The documentary work that we present attempts to visualise the interventions carried out on the shore, in the cities, in the suburbs and in rural areas. A set of maps, drawings, photographic materials, models, and field notebooks will be used to show the active scenarios of a territory that had not been sufficiently documented. The aim is to start a process that will be completed through several editions that will gradually incorporate the contributions of professionals from different fields.In this edition we have engaged two teams of architects. They will guide our gaze through different projects that synthesise some of the most interesting proposals carried out in the Islands at the end of the past century and in the present 21st century. José Luis Gago Vaquero and Amigó, Machado y Arricivita Architects curate two large exhibitions. One held in Las Palmas de Gran Canaria titled De la sima a la cumbre. De la naturaleza a la protección del paisaje (From Pit to Peak. From Nature to Landscape Conservation). The other one, located in Santa Cruz de Tenerife, is called Territorios del paisaje (Territories of the Landscape). Two projects that delve in similar issues that will help illuminate a matter of utmost importance.

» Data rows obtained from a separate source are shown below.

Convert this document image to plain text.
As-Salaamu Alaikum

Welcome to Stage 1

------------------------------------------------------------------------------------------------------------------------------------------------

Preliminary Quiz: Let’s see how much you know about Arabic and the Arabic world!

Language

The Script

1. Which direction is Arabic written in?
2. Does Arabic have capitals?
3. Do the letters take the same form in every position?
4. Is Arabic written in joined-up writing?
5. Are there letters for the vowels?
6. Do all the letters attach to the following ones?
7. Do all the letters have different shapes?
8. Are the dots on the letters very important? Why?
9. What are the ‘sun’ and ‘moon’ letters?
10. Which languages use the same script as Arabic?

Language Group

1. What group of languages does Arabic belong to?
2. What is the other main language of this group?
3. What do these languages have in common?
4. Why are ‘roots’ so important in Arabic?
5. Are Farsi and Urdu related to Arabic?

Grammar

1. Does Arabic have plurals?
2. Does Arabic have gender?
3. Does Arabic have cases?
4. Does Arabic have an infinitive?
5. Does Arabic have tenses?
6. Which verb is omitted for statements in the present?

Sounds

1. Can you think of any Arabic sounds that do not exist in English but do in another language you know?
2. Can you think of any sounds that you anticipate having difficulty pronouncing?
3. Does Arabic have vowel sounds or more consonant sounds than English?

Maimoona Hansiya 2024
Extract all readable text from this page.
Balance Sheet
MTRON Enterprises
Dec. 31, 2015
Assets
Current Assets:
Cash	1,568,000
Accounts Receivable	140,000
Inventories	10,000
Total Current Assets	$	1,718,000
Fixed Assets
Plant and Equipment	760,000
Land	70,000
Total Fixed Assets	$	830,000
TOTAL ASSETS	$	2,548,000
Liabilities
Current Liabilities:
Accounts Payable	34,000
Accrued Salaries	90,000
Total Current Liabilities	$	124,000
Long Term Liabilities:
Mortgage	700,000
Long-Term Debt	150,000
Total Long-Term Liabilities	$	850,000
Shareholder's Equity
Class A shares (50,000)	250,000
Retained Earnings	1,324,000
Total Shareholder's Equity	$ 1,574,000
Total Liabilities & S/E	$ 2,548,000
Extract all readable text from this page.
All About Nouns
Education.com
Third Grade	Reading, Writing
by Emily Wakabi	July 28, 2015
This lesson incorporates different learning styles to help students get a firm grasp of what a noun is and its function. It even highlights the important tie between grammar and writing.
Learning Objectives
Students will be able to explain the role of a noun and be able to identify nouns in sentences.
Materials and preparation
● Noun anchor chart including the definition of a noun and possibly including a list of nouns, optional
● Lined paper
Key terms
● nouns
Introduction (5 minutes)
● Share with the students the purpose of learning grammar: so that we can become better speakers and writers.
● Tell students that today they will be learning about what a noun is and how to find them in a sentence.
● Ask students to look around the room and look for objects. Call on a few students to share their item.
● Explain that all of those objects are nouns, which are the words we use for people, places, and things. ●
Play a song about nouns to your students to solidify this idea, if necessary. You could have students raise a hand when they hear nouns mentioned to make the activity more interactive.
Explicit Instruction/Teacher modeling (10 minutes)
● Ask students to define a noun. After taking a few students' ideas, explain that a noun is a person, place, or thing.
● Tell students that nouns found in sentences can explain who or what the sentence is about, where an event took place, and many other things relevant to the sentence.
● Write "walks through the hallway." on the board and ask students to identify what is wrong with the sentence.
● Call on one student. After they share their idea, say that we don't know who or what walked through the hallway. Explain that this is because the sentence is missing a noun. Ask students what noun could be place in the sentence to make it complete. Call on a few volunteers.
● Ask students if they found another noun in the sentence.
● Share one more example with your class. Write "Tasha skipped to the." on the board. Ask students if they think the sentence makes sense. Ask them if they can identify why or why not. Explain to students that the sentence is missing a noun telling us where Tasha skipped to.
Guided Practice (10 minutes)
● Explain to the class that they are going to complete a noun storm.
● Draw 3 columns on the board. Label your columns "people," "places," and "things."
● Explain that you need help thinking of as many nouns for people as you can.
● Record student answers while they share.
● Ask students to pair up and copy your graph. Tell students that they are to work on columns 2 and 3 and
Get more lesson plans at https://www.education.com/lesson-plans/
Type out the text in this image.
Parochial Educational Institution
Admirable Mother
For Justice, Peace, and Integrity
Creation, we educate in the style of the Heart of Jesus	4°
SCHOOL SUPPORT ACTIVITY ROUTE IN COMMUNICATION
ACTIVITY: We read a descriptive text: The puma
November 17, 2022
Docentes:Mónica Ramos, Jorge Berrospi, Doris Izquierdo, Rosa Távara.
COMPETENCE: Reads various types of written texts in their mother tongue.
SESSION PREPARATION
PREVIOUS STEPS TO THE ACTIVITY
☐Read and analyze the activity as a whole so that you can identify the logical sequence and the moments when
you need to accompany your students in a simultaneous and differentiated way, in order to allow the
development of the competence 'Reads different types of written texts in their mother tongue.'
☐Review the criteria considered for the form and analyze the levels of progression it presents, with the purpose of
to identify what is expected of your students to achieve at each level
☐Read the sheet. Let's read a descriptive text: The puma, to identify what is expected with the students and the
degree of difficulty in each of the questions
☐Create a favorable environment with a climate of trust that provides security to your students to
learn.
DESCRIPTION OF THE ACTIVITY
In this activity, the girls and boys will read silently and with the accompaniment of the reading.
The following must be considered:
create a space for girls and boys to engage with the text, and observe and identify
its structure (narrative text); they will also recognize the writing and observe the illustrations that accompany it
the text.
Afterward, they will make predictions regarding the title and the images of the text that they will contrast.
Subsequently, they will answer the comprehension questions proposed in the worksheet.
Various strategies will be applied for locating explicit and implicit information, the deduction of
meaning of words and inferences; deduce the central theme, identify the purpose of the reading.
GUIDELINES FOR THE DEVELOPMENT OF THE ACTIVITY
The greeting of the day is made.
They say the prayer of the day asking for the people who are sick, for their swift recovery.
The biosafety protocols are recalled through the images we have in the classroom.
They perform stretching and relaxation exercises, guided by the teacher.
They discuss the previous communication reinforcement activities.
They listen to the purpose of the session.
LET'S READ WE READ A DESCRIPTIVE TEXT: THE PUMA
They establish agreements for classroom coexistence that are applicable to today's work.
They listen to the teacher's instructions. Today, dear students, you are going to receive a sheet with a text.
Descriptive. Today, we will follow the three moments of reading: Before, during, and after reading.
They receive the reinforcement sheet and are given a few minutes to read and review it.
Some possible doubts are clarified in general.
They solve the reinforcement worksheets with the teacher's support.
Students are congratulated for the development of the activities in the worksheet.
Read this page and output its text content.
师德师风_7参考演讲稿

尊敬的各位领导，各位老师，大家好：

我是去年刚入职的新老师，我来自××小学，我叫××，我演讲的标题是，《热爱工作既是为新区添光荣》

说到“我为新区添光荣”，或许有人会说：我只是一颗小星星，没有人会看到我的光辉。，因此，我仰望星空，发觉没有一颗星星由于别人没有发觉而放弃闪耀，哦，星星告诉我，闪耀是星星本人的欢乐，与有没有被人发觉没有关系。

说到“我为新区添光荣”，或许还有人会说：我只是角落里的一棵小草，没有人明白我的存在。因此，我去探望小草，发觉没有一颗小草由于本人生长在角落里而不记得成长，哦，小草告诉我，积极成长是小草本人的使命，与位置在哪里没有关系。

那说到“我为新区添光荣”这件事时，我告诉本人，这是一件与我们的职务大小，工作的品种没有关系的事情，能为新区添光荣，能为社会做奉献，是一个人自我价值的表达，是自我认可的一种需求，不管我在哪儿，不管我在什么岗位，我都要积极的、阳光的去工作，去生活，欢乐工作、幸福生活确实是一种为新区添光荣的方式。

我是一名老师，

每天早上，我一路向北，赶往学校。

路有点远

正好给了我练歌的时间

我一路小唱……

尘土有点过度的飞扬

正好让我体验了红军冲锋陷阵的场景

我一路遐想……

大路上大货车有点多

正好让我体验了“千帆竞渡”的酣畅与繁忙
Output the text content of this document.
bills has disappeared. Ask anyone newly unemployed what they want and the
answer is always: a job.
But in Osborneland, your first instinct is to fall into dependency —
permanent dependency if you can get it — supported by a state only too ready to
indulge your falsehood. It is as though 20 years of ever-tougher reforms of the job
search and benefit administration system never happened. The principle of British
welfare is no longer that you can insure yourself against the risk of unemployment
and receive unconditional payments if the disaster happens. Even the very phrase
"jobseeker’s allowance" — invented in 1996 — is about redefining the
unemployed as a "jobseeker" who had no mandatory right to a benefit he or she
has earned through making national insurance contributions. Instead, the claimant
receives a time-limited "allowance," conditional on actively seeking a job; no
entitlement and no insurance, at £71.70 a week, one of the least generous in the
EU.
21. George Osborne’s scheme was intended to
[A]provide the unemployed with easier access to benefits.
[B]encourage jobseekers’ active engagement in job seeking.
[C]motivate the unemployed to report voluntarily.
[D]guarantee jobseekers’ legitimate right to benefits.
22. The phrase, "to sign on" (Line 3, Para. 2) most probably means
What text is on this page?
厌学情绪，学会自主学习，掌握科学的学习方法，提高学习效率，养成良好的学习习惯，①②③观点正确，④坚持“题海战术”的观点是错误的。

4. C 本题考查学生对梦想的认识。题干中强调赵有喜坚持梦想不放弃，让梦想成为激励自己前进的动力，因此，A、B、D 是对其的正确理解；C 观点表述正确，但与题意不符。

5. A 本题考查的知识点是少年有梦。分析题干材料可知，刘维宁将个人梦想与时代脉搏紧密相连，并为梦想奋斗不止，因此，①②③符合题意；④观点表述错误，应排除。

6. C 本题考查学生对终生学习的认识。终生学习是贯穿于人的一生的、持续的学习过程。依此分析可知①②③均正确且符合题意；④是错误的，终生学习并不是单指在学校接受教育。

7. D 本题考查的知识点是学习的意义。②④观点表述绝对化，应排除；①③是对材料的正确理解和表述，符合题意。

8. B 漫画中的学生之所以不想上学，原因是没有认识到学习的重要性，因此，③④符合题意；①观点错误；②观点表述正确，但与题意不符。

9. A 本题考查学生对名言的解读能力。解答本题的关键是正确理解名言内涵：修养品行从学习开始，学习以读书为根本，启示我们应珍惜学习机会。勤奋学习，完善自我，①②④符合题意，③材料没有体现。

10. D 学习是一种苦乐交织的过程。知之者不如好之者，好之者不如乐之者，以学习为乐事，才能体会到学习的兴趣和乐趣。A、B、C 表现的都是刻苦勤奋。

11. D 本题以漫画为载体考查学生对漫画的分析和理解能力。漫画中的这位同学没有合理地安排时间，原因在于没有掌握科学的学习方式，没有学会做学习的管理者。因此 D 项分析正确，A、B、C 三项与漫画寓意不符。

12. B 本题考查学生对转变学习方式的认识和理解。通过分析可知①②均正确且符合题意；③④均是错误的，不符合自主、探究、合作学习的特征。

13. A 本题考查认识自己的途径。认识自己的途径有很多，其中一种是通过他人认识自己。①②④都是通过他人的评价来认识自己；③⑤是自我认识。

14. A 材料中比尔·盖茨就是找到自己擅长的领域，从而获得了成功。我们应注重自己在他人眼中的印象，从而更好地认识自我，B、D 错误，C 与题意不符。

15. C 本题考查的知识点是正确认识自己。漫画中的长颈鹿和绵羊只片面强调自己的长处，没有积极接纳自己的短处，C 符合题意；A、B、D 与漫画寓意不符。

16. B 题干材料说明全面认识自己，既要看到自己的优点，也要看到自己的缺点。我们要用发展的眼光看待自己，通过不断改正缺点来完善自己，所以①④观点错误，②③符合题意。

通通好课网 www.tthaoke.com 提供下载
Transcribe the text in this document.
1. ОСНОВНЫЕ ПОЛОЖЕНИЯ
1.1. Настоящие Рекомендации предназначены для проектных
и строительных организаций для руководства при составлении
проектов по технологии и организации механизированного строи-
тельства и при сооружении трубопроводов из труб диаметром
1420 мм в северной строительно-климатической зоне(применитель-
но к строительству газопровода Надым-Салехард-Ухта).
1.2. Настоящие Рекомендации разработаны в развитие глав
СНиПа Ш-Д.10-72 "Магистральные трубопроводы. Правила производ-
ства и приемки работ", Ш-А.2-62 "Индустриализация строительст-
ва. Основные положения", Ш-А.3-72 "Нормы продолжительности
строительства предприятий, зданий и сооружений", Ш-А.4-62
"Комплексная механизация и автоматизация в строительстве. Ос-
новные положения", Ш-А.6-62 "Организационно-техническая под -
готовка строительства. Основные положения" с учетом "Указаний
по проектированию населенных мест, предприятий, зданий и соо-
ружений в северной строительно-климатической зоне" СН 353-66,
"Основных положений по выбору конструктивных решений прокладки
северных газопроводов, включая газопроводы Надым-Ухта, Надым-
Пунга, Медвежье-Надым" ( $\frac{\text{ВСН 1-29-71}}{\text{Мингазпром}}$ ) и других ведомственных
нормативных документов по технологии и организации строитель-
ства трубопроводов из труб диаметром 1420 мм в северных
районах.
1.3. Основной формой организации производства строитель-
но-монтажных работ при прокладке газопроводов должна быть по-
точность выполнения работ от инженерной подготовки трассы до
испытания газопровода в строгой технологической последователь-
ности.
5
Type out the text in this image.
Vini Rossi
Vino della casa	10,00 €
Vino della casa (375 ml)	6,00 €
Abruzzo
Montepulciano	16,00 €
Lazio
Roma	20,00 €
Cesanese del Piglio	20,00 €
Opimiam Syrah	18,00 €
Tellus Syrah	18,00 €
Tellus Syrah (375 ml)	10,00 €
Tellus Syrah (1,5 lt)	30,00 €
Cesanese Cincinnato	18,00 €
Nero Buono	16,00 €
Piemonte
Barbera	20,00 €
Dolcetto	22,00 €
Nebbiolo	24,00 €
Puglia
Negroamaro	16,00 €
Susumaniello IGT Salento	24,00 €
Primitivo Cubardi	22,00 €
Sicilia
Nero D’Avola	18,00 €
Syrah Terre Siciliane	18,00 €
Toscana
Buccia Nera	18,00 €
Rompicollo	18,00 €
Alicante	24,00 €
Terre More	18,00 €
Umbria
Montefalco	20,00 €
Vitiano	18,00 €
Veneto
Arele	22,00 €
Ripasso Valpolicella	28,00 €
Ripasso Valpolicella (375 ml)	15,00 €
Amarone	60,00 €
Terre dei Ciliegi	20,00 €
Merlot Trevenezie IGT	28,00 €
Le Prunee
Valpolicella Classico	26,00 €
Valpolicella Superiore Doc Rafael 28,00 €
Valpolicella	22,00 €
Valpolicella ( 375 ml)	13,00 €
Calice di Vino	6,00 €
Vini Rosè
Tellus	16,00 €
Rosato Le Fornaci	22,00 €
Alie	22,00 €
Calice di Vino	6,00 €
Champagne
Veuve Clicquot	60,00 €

The Biennial of the Canary Islands is a suitable arena to initiate such a task, particularly given the broad reach it has in the general public and in landscape debate forums. The objective is to bring several projects into the exhibition room so that the public becomes aware of their contributions. They have to be reviewed because they are still valid and could facilitate the understanding on the way in which the landscape has to be intervened so that we do not have to renounce the conservation of our territory. On the other hand, the way in which this information is conveyed also matters, the way in which the contributions of these documents are presented to the public. To attend to this point, the Biennial has engaged highly qualified specialists. To go back on these archived projects, to review them anew, to contemplate them with curiosity, to formulate new questions, can also help us better understand what we ought to do and where we have erred in the past.